Denial and wishful thinking are difficult to deal with.
I don’t think there has ever been a single market that either rises constantly or does not fall after irrational exuberance such as that just experienced. It is tough to be one of the hopeful or greedy that get caught up in it.
The price of housing, for most buyers, went up by over 50% in the last 6 months due to interest rate increases.
It’s literally IMPOSSIBLE to come up with with a way that selling prices don’t drop down to eventually negate this effect of this.
So, yes, crash time, once again.
At the same time look at what the government did to landlords using the “pandemic” as a backdrop to prevent landlords from evicting deadbeats. By the time they were able to evict, the rentals were often in shambles and the deadbeats walked away without being held financially accountable often times. By this time landlords were under water and many simply dumped the properties. This was no fault of the landlords, but rather an attack on Capitalism by a communist leaning government.

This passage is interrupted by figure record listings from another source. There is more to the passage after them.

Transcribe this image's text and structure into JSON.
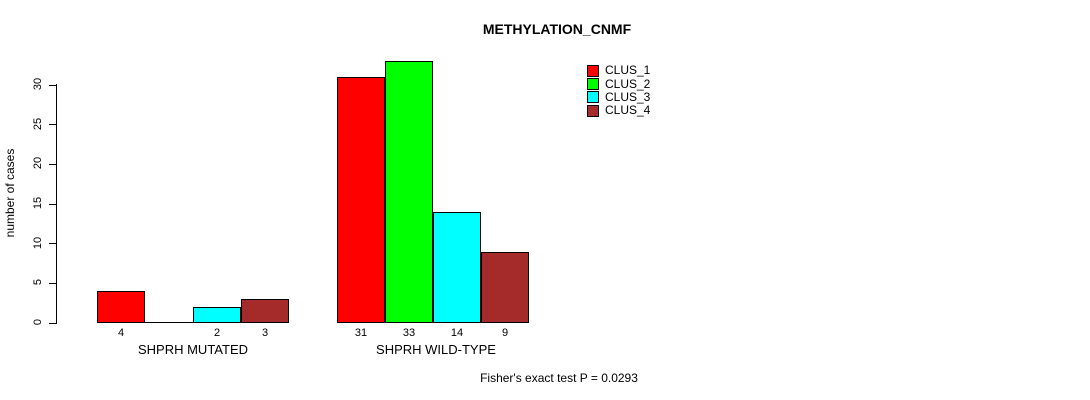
{
  "title": "METHYLATION_CNMF",
  "ylabel": "number of cases",
  "footer": "Fisher's exact test P = 0.0293",
  "legend": {
    "items": [
      {
        "label": "CLUS_1",
        "color": "#FF0000"
      },
      {
        "label": "CLUS_2",
        "color": "#00FF00"
      },
      {
        "label": "CLUS_3",
        "color": "#00FFFF"
      },
      {
        "label": "CLUS_4",
        "color": "#A52A2A"
      }
    ]
  },
  "chart_data": {
    "type": "bar",
    "title": "METHYLATION_CNMF",
    "xlabel": "",
    "ylabel": "number of cases",
    "ylim": [
      0,
      33
    ],
    "yticks": [
      0,
      5,
      10,
      15,
      20,
      25,
      30
    ],
    "grid": false,
    "legend_position": "top-right",
    "categories": [
      "SHPRH MUTATED",
      "SHPRH WILD-TYPE"
    ],
    "series": [
      {
        "name": "CLUS_1",
        "color": "#FF0000",
        "values": [
          4,
          31
        ]
      },
      {
        "name": "CLUS_2",
        "color": "#00FF00",
        "values": [
          0,
          33
        ]
      },
      {
        "name": "CLUS_3",
        "color": "#00FFFF",
        "values": [
          2,
          14
        ]
      },
      {
        "name": "CLUS_4",
        "color": "#A52A2A",
        "values": [
          3,
          9
        ]
      }
    ],
    "bar_labels": [
      [
        "4",
        "",
        "2",
        "3"
      ],
      [
        "31",
        "33",
        "14",
        "9"
      ]
    ],
    "annotation": "Fisher's exact test P = 0.0293"
  }
}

He still lives in that same house today so all that worrying was for nothing.
With real estate, buying low and selling high is hard to do because you need a place to live. So if you sell your house at a high price, chances are you will also pay a high price for your new home. So it all sort of balances out.
Well said. Same holds true for many types of investments.
If commercial real estate never recovers because people continue to work from home, then I can see it being converted into residential which would increase the supply without necessarily increasing the demand.
If the population as a whole, or just the population of those capable of buying a home, flattens or begins to decline permanently then that would also signal long term declines in real estate values.
If the idea of a single family stand alone home is no longer considered a necessary part of the "American Dream" then single family homes will go the way of the buggy whip.
If Baby Boomers decide to scale down as they retire, especially if they fear increasing heating and AC bills in the future, then at least the larger homes will no longer go up in value but will be seen as a liability.
I believe that the reason why both Dems and Pubbies look the other way on massive legal and illegal immigration is that they believe that an ever-increasing US population means that all of the corporations that fund their elections will be guaranteed increasing profits going forward. The thing that corporations fear the most is permanent declining demand which would be the case if immigration stopped since our low birth rate is not replenishing the supply of consumers.